Seumur hidup Bima, ia tidak ingat pernah mengalami hal yan lebih aneh dari pagi ini. Awalnya biasa saja, hanya sekedar seruputan teh di dalam ruangan Pras sembari membaca koran pagi, menunggu Pras yang sedang memeriksa jadwal kegiatan yang diberikan olehnya. Tapi, sebuah berita di koran membuat dagunya hampir terlepas. Ia kira berita UFO semalam di media independen sudah yang paling aneh, ternyata ada lagi yang lebih aneh.
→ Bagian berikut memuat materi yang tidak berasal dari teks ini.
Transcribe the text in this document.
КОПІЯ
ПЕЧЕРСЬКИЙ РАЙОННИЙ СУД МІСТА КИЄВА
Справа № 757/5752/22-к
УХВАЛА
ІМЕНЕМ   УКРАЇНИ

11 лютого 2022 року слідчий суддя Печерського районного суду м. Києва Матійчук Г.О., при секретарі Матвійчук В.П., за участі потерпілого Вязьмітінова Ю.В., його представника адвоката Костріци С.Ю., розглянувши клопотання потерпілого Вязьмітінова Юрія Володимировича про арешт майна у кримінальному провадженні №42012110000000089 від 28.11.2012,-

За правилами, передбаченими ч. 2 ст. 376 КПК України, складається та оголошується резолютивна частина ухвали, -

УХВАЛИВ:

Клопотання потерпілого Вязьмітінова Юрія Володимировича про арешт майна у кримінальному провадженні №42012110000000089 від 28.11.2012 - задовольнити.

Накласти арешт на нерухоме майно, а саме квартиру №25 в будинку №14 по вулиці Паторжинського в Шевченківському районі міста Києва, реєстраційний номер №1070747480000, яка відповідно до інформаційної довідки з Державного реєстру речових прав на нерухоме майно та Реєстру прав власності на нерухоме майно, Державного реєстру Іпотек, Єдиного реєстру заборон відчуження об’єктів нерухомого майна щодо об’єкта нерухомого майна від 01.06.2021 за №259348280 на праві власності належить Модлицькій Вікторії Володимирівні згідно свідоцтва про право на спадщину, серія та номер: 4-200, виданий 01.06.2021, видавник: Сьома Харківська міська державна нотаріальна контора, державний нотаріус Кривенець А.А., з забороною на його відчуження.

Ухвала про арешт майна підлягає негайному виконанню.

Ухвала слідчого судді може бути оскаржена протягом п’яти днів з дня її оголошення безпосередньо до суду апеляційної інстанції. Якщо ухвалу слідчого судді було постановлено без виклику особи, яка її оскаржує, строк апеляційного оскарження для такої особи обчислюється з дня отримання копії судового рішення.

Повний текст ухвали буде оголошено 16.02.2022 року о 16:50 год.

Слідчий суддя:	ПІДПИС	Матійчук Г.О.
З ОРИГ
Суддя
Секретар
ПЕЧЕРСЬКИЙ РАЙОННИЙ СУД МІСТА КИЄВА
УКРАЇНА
“Ada apa?” tanya Pras yang memperhatikan raut temannya yang mendadak berubah.
“Singgih!” sahut Bima.
“Tukang parkir itu? Kenapa?”
“Ia muncul di koran!” Bima menunjukkan koran yang sedang ia baca. Foto Singgih terpampang di kolom itu. Diikuti judul yang sangat epik dan mengejutkan Pras.
Singgih Arwan, Pemerhati Kemanusiaan Dunia, Mengatakan Masih Ada Bencana Kemanusiaan di Negara Kita.
“Hahahahaha,” Pras tergelak.
“Belum ada satu bulan dia dibaptis jadi calon presiden, sekarang namanya sudah melejit. Kamu memilih orang yang tepat, Bim.”
“Tapi ini terlalu cepat, dia belum siap.” Bima menghempaskan tubuhnya di sofa.
“Lalu partai mana yang akan kau minta untuk mendukung Singgih?” lanjutnya.
“Saya akan melepas satu koalisi untuk mendukungnya. Seharusnya itu cukup untuk memenuhi ambang batas.” Mata Pras menerawang melakukan hitung-hitungan jumlah kursi.
“Lalu, jabatan apa yang akan kamu berikan sebagai masa lalu Singgih di negara ini?”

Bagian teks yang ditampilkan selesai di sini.